Von dieser erzählt Amer ausführlich den Dritt- und Viertklässlern und ihren Musiklehrkräften Katharina Schwabe und Matthias Brodtmann.

1966 wurde der Musiker in Kuwait geboren, in Syrien wuchs er auf. Mit vielen Bildern berichtet er von der Vielfalt und den Schönheiten seiner Heimat, erwähnt aber auch die Kriegsereignisse und die Flucht nach Europa, die ihn und seine orientalische Musik hierhergeführt haben. Eine bewegende Geschichte. Die Kinder fragen nach, lauschen den ungewohnten Klänge der Oud.
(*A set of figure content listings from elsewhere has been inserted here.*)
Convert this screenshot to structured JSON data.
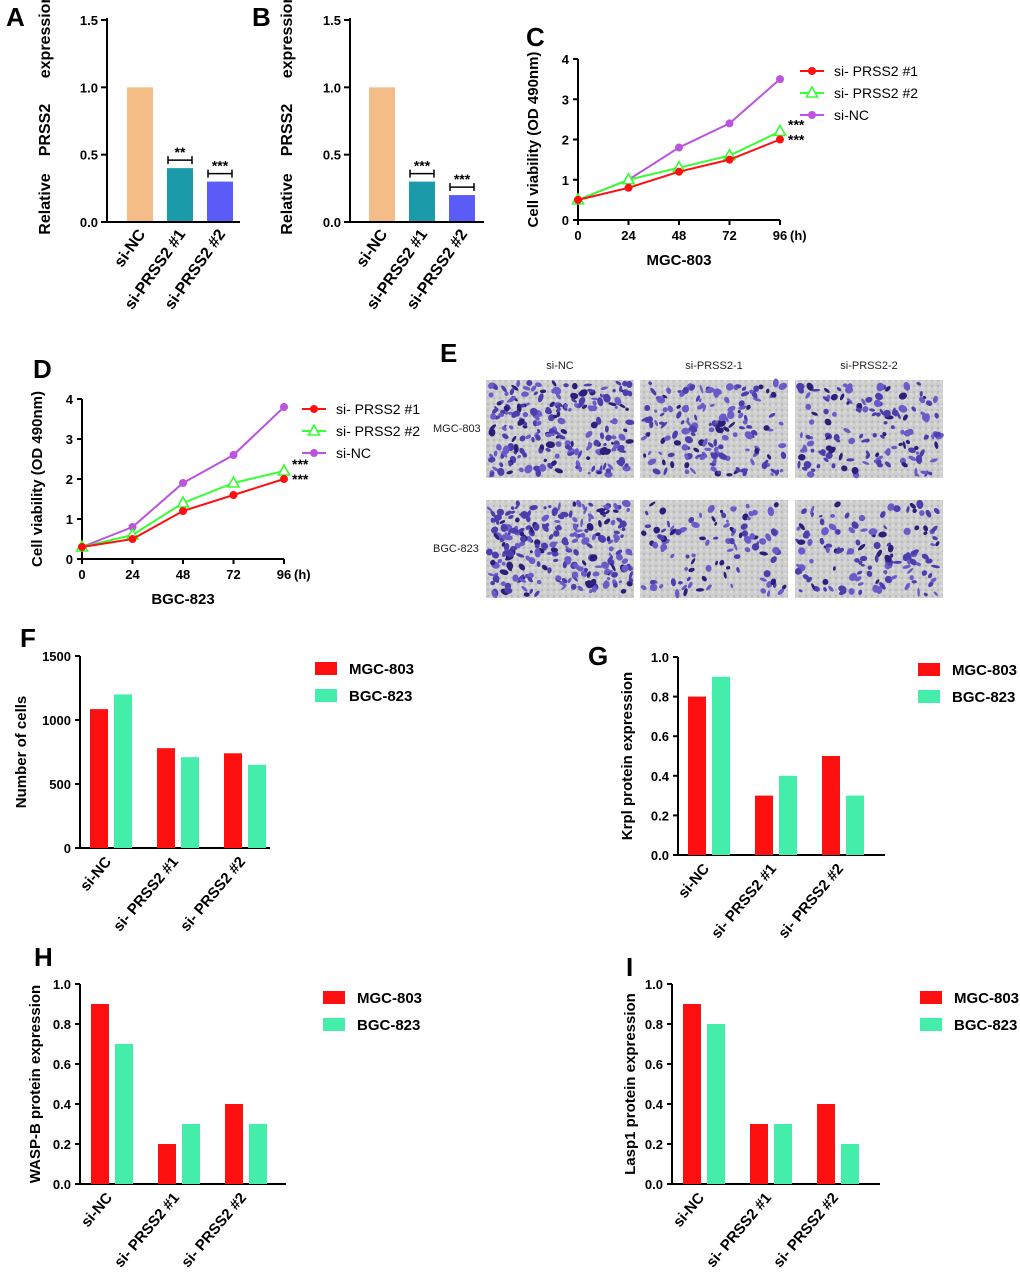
{
  "colors": {
    "si_nc_bar": "#F4BD87",
    "prss2_1_bar": "#1B9AAA",
    "prss2_2_bar": "#5B5BF7",
    "red": "#FF1010",
    "green": "#33FF33",
    "purple": "#BB55DD",
    "mint": "#44EEAA",
    "crystal": "#4B3FAE"
  },
  "chart_data": [
    {
      "panel": "A",
      "type": "bar",
      "ylabel_parts": [
        "Relative",
        "PRSS2",
        "expression"
      ],
      "categories": [
        "si-NC",
        "si-PRSS2 #1",
        "si-PRSS2 #2"
      ],
      "values": [
        1.0,
        0.4,
        0.3
      ],
      "ylim": [
        0,
        1.5
      ],
      "yticks": [
        "0.0",
        "0.5",
        "1.0",
        "1.5"
      ],
      "significance": [
        "",
        "**",
        "***"
      ]
    },
    {
      "panel": "B",
      "type": "bar",
      "ylabel_parts": [
        "Relative",
        "PRSS2",
        "expression"
      ],
      "categories": [
        "si-NC",
        "si-PRSS2 #1",
        "si-PRSS2 #2"
      ],
      "values": [
        1.0,
        0.3,
        0.2
      ],
      "ylim": [
        0,
        1.5
      ],
      "yticks": [
        "0.0",
        "0.5",
        "1.0",
        "1.5"
      ],
      "significance": [
        "",
        "***",
        "***"
      ]
    },
    {
      "panel": "C",
      "type": "line",
      "title": "MGC-803",
      "ylabel": "Cell viability (OD 490nm)",
      "x": [
        0,
        24,
        48,
        72,
        96
      ],
      "xticks": [
        "0",
        "24",
        "48",
        "72",
        "96"
      ],
      "xunit": "(h)",
      "ylim": [
        0,
        4
      ],
      "yticks": [
        "0",
        "1",
        "2",
        "3",
        "4"
      ],
      "series": [
        {
          "name": "si- PRSS2 #1",
          "values": [
            0.5,
            0.8,
            1.2,
            1.5,
            2.0
          ],
          "sig": "***"
        },
        {
          "name": "si- PRSS2 #2",
          "values": [
            0.5,
            1.0,
            1.3,
            1.6,
            2.2
          ],
          "sig": "***"
        },
        {
          "name": "si-NC",
          "values": [
            0.5,
            1.0,
            1.8,
            2.4,
            3.5
          ],
          "sig": ""
        }
      ]
    },
    {
      "panel": "D",
      "type": "line",
      "title": "BGC-823",
      "ylabel": "Cell viability (OD 490nm)",
      "x": [
        0,
        24,
        48,
        72,
        96
      ],
      "xticks": [
        "0",
        "24",
        "48",
        "72",
        "96"
      ],
      "xunit": "(h)",
      "ylim": [
        0,
        4
      ],
      "yticks": [
        "0",
        "1",
        "2",
        "3",
        "4"
      ],
      "series": [
        {
          "name": "si- PRSS2 #1",
          "values": [
            0.3,
            0.5,
            1.2,
            1.6,
            2.0
          ],
          "sig": "***"
        },
        {
          "name": "si- PRSS2 #2",
          "values": [
            0.3,
            0.6,
            1.4,
            1.9,
            2.2
          ],
          "sig": "***"
        },
        {
          "name": "si-NC",
          "values": [
            0.3,
            0.8,
            1.9,
            2.6,
            3.8
          ],
          "sig": ""
        }
      ]
    },
    {
      "panel": "F",
      "type": "bar",
      "ylabel": "Number of cells",
      "categories": [
        "si-NC",
        "si- PRSS2  #1",
        "si- PRSS2  #2"
      ],
      "ylim": [
        0,
        1500
      ],
      "yticks": [
        "0",
        "500",
        "1000",
        "1500"
      ],
      "series": [
        {
          "name": "MGC-803",
          "values": [
            1085,
            780,
            740
          ]
        },
        {
          "name": "BGC-823",
          "values": [
            1200,
            710,
            650
          ]
        }
      ]
    },
    {
      "panel": "G",
      "type": "bar",
      "ylabel": "Krpl protein expression",
      "categories": [
        "si-NC",
        "si- PRSS2  #1",
        "si- PRSS2  #2"
      ],
      "ylim": [
        0,
        1.0
      ],
      "yticks": [
        "0.0",
        "0.2",
        "0.4",
        "0.6",
        "0.8",
        "1.0"
      ],
      "series": [
        {
          "name": "MGC-803",
          "values": [
            0.8,
            0.3,
            0.5
          ]
        },
        {
          "name": "BGC-823",
          "values": [
            0.9,
            0.4,
            0.3
          ]
        }
      ]
    },
    {
      "panel": "H",
      "type": "bar",
      "ylabel": "WASP-B protein expression",
      "categories": [
        "si-NC",
        "si- PRSS2  #1",
        "si- PRSS2  #2"
      ],
      "ylim": [
        0,
        1.0
      ],
      "yticks": [
        "0.0",
        "0.2",
        "0.4",
        "0.6",
        "0.8",
        "1.0"
      ],
      "series": [
        {
          "name": "MGC-803",
          "values": [
            0.9,
            0.2,
            0.4
          ]
        },
        {
          "name": "BGC-823",
          "values": [
            0.7,
            0.3,
            0.3
          ]
        }
      ]
    },
    {
      "panel": "I",
      "type": "bar",
      "ylabel": "Lasp1 protein expression",
      "categories": [
        "si-NC",
        "si- PRSS2  #1",
        "si- PRSS2  #2"
      ],
      "ylim": [
        0,
        1.0
      ],
      "yticks": [
        "0.0",
        "0.2",
        "0.4",
        "0.6",
        "0.8",
        "1.0"
      ],
      "series": [
        {
          "name": "MGC-803",
          "values": [
            0.9,
            0.3,
            0.4
          ]
        },
        {
          "name": "BGC-823",
          "values": [
            0.8,
            0.3,
            0.2
          ]
        }
      ]
    }
  ],
  "panel_e": {
    "letter": "E",
    "columns": [
      "si-NC",
      "si-PRSS2-1",
      "si-PRSS2-2"
    ],
    "rows": [
      "MGC-803",
      "BGC-823"
    ],
    "stain_density": [
      [
        0.85,
        0.65,
        0.55
      ],
      [
        0.95,
        0.4,
        0.5
      ]
    ]
  }
}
Andere Kinder sind wiederum hocherfreut, „ihre“ Musik zu hören, denn einige sind wie Amer vor einiger Zeit aus der Region geflüchtet und nun in Bad Münder zuhause.

Integration über Musik:
Projekt „Welcome Board“


Genau diese Form der Begegnung ist es, die sich das vom Musikland Niedersachsen initiierte Projekt „Welcome Board – Zu Gast im Klassenzimmer“ auf die Fahnen geschrieben hat. Unterstützt vom niedersächsischen Ministerium für Wissenschaft und Kultur besuchen geflüchtete Musiker ausgewählte Schulen, um den Schülern hautnahe Begegnungen mit ihrer Musik, ihren Instrumenten und Biographien zu ermöglichen. Schwabe und Brodtmann haben den Besuch von Amer in ihren Klassen vorbereitet, die auch gemeinsam mit Amer musizieren, was für Begeisterung bei Amer, seiner dolmetschenden Tochter und dem Publikum sorgt. Eine Begegnung, die bei den Schülern neben einer bewegenden Biographie auch Freude an der gemeinsamen Musik hinterlässt.